Integrated Diagnostic System Based on AI and Signal Processing for Identifying Articulation Disorders and Retrieval Difficulties in Children Transitioning to First Grade
This project is an AI and signal-processing-based system designed to identify articulation disorders and retrieval difficulties in children transitioning to first grade. The goal of the project is to provide an initial diagnostic tool intended for home use, which reduces the need for initial consultations with a speech therapist, saving time and money. Additionally, the system is designed to provide children with comfort by operating in a familiar environment and offering speech therapists detailed preliminary information about the child's speech, enabling comparisons between manual assessments and system-generated results.
- Automatic Speech Analysis: The system utilizes AI and signal processing to analyze voice recordings of children saying specific words and identifies articulation errors.
- User-Friendly Interface: The interface allows users (parents, speech therapists) to easily interact with the system and view the analysis results.
- Spectrogram Display: Each analyzed word is displayed with a spectrogram showing the phoneme identification, retrieval time, and position within the word.
- Preliminary Diagnostic Tool: Speech therapists can use the system's data as a first-stage diagnostic, helping them prepare more efficiently for future therapy sessions.
As part of the project, we developed a web application using Flask, a lightweight web framework for Python. The application serves as an interactive interface that allows users (both children and parents) to engage with the system in a simple, accessible way. Here's what the application does:
-
Interactive User Flow:
- The application presents images from a standardized set of objects, which the child is prompted to name.
- Once the image is displayed, the app automatically starts recording the child's speech and measures the response time from when the recording begins until the child speaks.
-
- After each session, the system processes the recording, identifies the phonemes, and displays a spectrogram with detailed information about the errors detected, if any.

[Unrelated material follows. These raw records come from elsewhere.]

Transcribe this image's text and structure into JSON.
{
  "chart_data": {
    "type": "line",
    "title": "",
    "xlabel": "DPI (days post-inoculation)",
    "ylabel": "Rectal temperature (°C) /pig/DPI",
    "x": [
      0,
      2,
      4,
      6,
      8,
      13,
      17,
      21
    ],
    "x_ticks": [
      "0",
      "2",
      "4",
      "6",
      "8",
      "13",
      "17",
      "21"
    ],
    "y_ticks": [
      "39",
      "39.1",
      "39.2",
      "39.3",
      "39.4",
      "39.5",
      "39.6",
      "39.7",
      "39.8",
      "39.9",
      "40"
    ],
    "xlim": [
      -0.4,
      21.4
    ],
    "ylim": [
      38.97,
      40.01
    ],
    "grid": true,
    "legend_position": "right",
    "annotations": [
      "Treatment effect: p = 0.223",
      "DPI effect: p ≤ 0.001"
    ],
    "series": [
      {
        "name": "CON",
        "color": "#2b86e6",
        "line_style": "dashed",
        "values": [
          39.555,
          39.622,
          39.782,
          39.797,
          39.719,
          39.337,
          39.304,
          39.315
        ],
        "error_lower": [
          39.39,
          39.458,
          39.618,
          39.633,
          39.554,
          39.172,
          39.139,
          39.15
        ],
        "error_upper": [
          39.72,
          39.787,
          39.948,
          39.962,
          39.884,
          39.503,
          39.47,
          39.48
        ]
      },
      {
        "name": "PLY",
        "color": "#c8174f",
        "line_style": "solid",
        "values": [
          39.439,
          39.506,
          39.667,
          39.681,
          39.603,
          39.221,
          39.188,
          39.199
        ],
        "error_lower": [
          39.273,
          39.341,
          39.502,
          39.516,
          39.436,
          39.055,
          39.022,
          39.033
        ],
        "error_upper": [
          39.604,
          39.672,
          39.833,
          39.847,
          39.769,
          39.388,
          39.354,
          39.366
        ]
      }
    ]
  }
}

- Users can replay the recordings, review the results, and analyze the articulation errors using the spectrogram provided.
-
Result Saving and Management:
- Users can choose where the results (audio recordings and analysis images) are saved on their computer, making it easier to organize the session data for later use by speech therapists or parents.
-
Standalone Application: The Flask app is designed to be packaged as a standalone executable file (.EXE), ensuring that it can be run on any computer without needing to install additional software dependencies or Python environments.

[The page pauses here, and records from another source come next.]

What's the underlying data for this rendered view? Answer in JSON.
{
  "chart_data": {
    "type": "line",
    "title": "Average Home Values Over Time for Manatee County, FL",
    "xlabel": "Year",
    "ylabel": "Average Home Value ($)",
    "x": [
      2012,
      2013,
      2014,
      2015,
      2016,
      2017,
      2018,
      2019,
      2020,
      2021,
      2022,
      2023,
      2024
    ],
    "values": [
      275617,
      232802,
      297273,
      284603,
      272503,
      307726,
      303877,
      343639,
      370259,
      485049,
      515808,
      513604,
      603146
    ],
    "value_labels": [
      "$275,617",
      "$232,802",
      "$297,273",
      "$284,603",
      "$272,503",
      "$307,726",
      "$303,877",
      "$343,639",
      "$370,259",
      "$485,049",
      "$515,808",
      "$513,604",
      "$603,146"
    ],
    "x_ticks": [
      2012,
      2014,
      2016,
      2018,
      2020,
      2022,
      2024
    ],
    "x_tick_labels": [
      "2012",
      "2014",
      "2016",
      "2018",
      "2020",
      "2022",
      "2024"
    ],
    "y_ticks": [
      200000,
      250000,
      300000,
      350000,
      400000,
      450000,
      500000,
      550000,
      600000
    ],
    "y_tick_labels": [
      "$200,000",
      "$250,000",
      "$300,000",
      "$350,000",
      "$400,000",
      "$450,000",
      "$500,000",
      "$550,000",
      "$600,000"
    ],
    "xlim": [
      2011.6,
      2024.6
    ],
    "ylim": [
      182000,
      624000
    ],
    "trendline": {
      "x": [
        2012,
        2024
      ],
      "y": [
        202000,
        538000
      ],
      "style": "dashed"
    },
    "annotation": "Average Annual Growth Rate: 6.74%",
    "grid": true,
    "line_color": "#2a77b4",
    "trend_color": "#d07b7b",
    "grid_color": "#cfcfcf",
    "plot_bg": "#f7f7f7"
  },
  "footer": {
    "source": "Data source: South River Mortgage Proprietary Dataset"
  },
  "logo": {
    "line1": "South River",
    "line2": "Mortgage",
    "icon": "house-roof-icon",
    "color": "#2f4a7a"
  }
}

The application’s simple and intuitive interface makes it user-friendly for parents, children, and professionals alike, allowing speech therapists to easily monitor and track progress over time.

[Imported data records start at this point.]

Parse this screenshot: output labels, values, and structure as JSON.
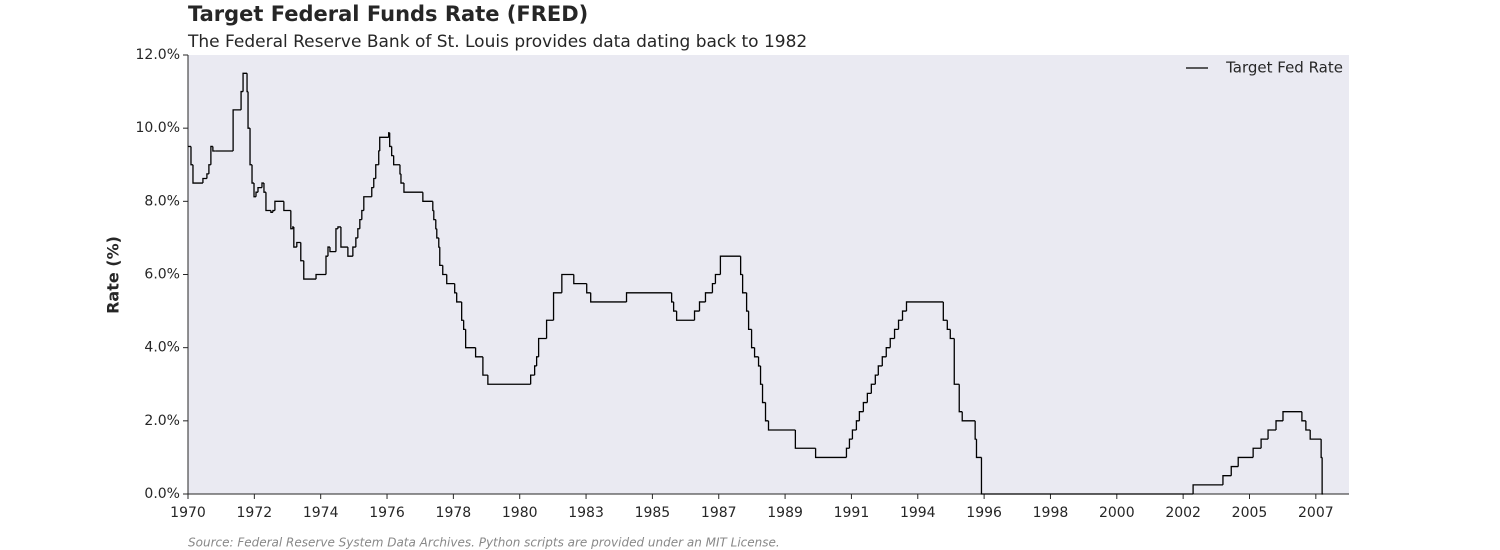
{
  "chart_data": {
    "type": "step",
    "title": "Target Federal Funds Rate (FRED)",
    "subtitle": "The Federal Reserve Bank of St. Louis provides data dating back to 1982",
    "ylabel": "Rate (%)",
    "source": "Source: Federal Reserve System Data Archives. Python scripts are provided under an MIT License.",
    "legend": "upper right",
    "background": "#eaeaf2",
    "xlim": [
      1970,
      2005
    ],
    "ylim": [
      0,
      12
    ],
    "xticks": [
      1970,
      1972,
      1974,
      1976,
      1978,
      1980,
      {
        "value": 1982,
        "label": "1983"
      },
      {
        "value": 1984,
        "label": "1985"
      },
      {
        "value": 1986,
        "label": "1987"
      },
      {
        "value": 1988,
        "label": "1989"
      },
      {
        "value": 1990,
        "label": "1991"
      },
      {
        "value": 1992,
        "label": "1994"
      },
      {
        "value": 1994,
        "label": "1996"
      },
      {
        "value": 1996,
        "label": "1998"
      },
      {
        "value": 1998,
        "label": "2000"
      },
      {
        "value": 2000,
        "label": "2002"
      },
      {
        "value": 2002,
        "label": "2005"
      },
      {
        "value": 2004,
        "label": "2007"
      }
    ],
    "yticks": [
      {
        "value": 0,
        "label": "0.0%"
      },
      {
        "value": 2,
        "label": "2.0%"
      },
      {
        "value": 4,
        "label": "4.0%"
      },
      {
        "value": 6,
        "label": "6.0%"
      },
      {
        "value": 8,
        "label": "8.0%"
      },
      {
        "value": 10,
        "label": "10.0%"
      },
      {
        "value": 12,
        "label": "12.0%"
      }
    ],
    "series": [
      {
        "name": "Target Fed Rate",
        "color": "#000000",
        "x": [
          1970.0,
          1970.09,
          1970.15,
          1970.45,
          1970.57,
          1970.63,
          1970.69,
          1970.75,
          1970.84,
          1971.36,
          1971.6,
          1971.66,
          1971.78,
          1971.81,
          1971.87,
          1971.93,
          1971.99,
          1972.05,
          1972.11,
          1972.23,
          1972.29,
          1972.35,
          1972.5,
          1972.56,
          1972.62,
          1972.89,
          1973.1,
          1973.16,
          1973.19,
          1973.28,
          1973.4,
          1973.49,
          1973.86,
          1974.16,
          1974.22,
          1974.28,
          1974.46,
          1974.52,
          1974.61,
          1974.82,
          1974.97,
          1975.06,
          1975.12,
          1975.18,
          1975.24,
          1975.3,
          1975.54,
          1975.6,
          1975.66,
          1975.75,
          1975.78,
          1976.05,
          1976.08,
          1976.14,
          1976.2,
          1976.39,
          1976.42,
          1976.51,
          1977.08,
          1977.38,
          1977.41,
          1977.47,
          1977.5,
          1977.56,
          1977.59,
          1977.68,
          1977.8,
          1978.04,
          1978.1,
          1978.25,
          1978.31,
          1978.37,
          1978.67,
          1978.89,
          1979.04,
          1980.33,
          1980.45,
          1980.51,
          1980.57,
          1980.81,
          1981.02,
          1981.27,
          1981.63,
          1982.02,
          1982.14,
          1983.22,
          1984.58,
          1984.64,
          1984.73,
          1985.27,
          1985.42,
          1985.6,
          1985.81,
          1985.9,
          1986.05,
          1986.66,
          1986.72,
          1986.84,
          1986.9,
          1986.99,
          1987.08,
          1987.2,
          1987.26,
          1987.32,
          1987.41,
          1987.5,
          1988.31,
          1988.92,
          1989.85,
          1989.94,
          1990.03,
          1990.15,
          1990.24,
          1990.36,
          1990.48,
          1990.6,
          1990.72,
          1990.81,
          1990.93,
          1991.05,
          1991.17,
          1991.3,
          1991.42,
          1991.54,
          1991.66,
          1992.77,
          1992.89,
          1992.98,
          1993.1,
          1993.25,
          1993.34,
          1993.73,
          1993.77,
          1993.92,
          2000.3,
          2001.2,
          2001.45,
          2001.66,
          2002.11,
          2002.35,
          2002.56,
          2002.8,
          2003.01,
          2003.58,
          2003.7,
          2003.83,
          2004.16,
          2004.19,
          2004.22
        ],
        "values": [
          9.5,
          9.0,
          8.5,
          8.625,
          8.75,
          9.0,
          9.5,
          9.375,
          9.375,
          10.5,
          11.0,
          11.5,
          11.0,
          10.0,
          9.0,
          8.5,
          8.125,
          8.25,
          8.375,
          8.5,
          8.25,
          7.75,
          7.7,
          7.75,
          8.0,
          7.75,
          7.25,
          7.3,
          6.75,
          6.875,
          6.375,
          5.875,
          6.0,
          6.5,
          6.75,
          6.625,
          7.25,
          7.3,
          6.75,
          6.5,
          6.75,
          7.0,
          7.25,
          7.5,
          7.75,
          8.125,
          8.375,
          8.625,
          9.0,
          9.375,
          9.75,
          9.875,
          9.5,
          9.25,
          9.0,
          8.75,
          8.5,
          8.25,
          8.0,
          7.75,
          7.5,
          7.25,
          7.0,
          6.75,
          6.25,
          6.0,
          5.75,
          5.5,
          5.25,
          4.75,
          4.5,
          4.0,
          3.75,
          3.25,
          3.0,
          3.25,
          3.5,
          3.75,
          4.25,
          4.75,
          5.5,
          6.0,
          5.75,
          5.5,
          5.25,
          5.5,
          5.25,
          5.0,
          4.75,
          5.0,
          5.25,
          5.5,
          5.75,
          6.0,
          6.5,
          6.0,
          5.5,
          5.0,
          4.5,
          4.0,
          3.75,
          3.5,
          3.0,
          2.5,
          2.0,
          1.75,
          1.25,
          1.0,
          1.25,
          1.5,
          1.75,
          2.0,
          2.25,
          2.5,
          2.75,
          3.0,
          3.25,
          3.5,
          3.75,
          4.0,
          4.25,
          4.5,
          4.75,
          5.0,
          5.25,
          4.75,
          4.5,
          4.25,
          3.0,
          2.25,
          2.0,
          1.5,
          1.0,
          0.0,
          0.25,
          0.5,
          0.75,
          1.0,
          1.25,
          1.5,
          1.75,
          2.0,
          2.25,
          2.0,
          1.75,
          1.5,
          1.0,
          0.0,
          0.0
        ]
      }
    ]
  }
}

The methodology developed in this project incorporates advanced machine learning techniques and signal processing. The system is built on top of the Allosaurus library, a multilingual allophone-based acoustic model for phoneme recognition, which has been adapted specifically for Hebrew phoneme identification. Allosaurus is known for its versatility and high accuracy across different languages, making it a suitable choice for this project. You can find more about Allosaurus on its GitHub page or in the original research paper: "Universal Phone Recognition with a Multilingual Allophone System" by Xinjian Li et al. (2020).
- Data Collection: Voice recordings of children were collected and used to train and validate the model.
- Signal Processing: The recorded speech is processed to identify phonemes, and specific algorithms are applied to handle different speech conditions and background noise.
Several key algorithms were employed in the system to ensure accurate recognition of phonemes and efficient handling of audio data:
-
Voice Activity Detection (VAD): This algorithm detects segments of speech within an audio recording by analyzing the short-term energy (STE) and zero-crossing rate (ZCR) of the signal, allowing the system to filter out non-speech parts and focus on relevant audio.
-
Mel-Frequency Cepstral Coefficients (MFCCs): This technique is used to extract features from the speech signal by representing the sound spectrum in a way that aligns with human auditory perception. MFCCs help capture important frequency components for phoneme recognition.
-
Connectionist Temporal Classification (CTC): CTC is used to map the variable-length input audio features to the corresponding phoneme sequence without requiring perfect alignment between the audio and the phonemes. This is essential for handling the dynamic nature of spoken language.
-
Beam Search Decoding: The system uses beam search to efficiently decode the best possible sequence of phonemes from the probabilistic predictions of the model, improving the overall accuracy of the recognition process.
- Develop a robust, AI-based diagnostic tool for early detection of articulation disorders.
- Reduce the need for repeated visits to speech therapists by providing initial assessments that can be reviewed in a home setting.
- Present a graphical representation of the identified phonemes, including retrieval time and error categorization (semantic or phonological).
The system successfully identifies phonemes with a high degree of accuracy, making it a useful tool for both parents and speech therapists to detect potential speech impairments. However, challenges with the quality of recordings affected the overall performance, indicating room for improvement in future iterations.
The system can be expanded to support additional languages, improve recording quality by integrating advanced equipment, and add features like expression and intonation analysis. Future work may also focus on deploying the system in educational or mobile app formats to increase accessibility.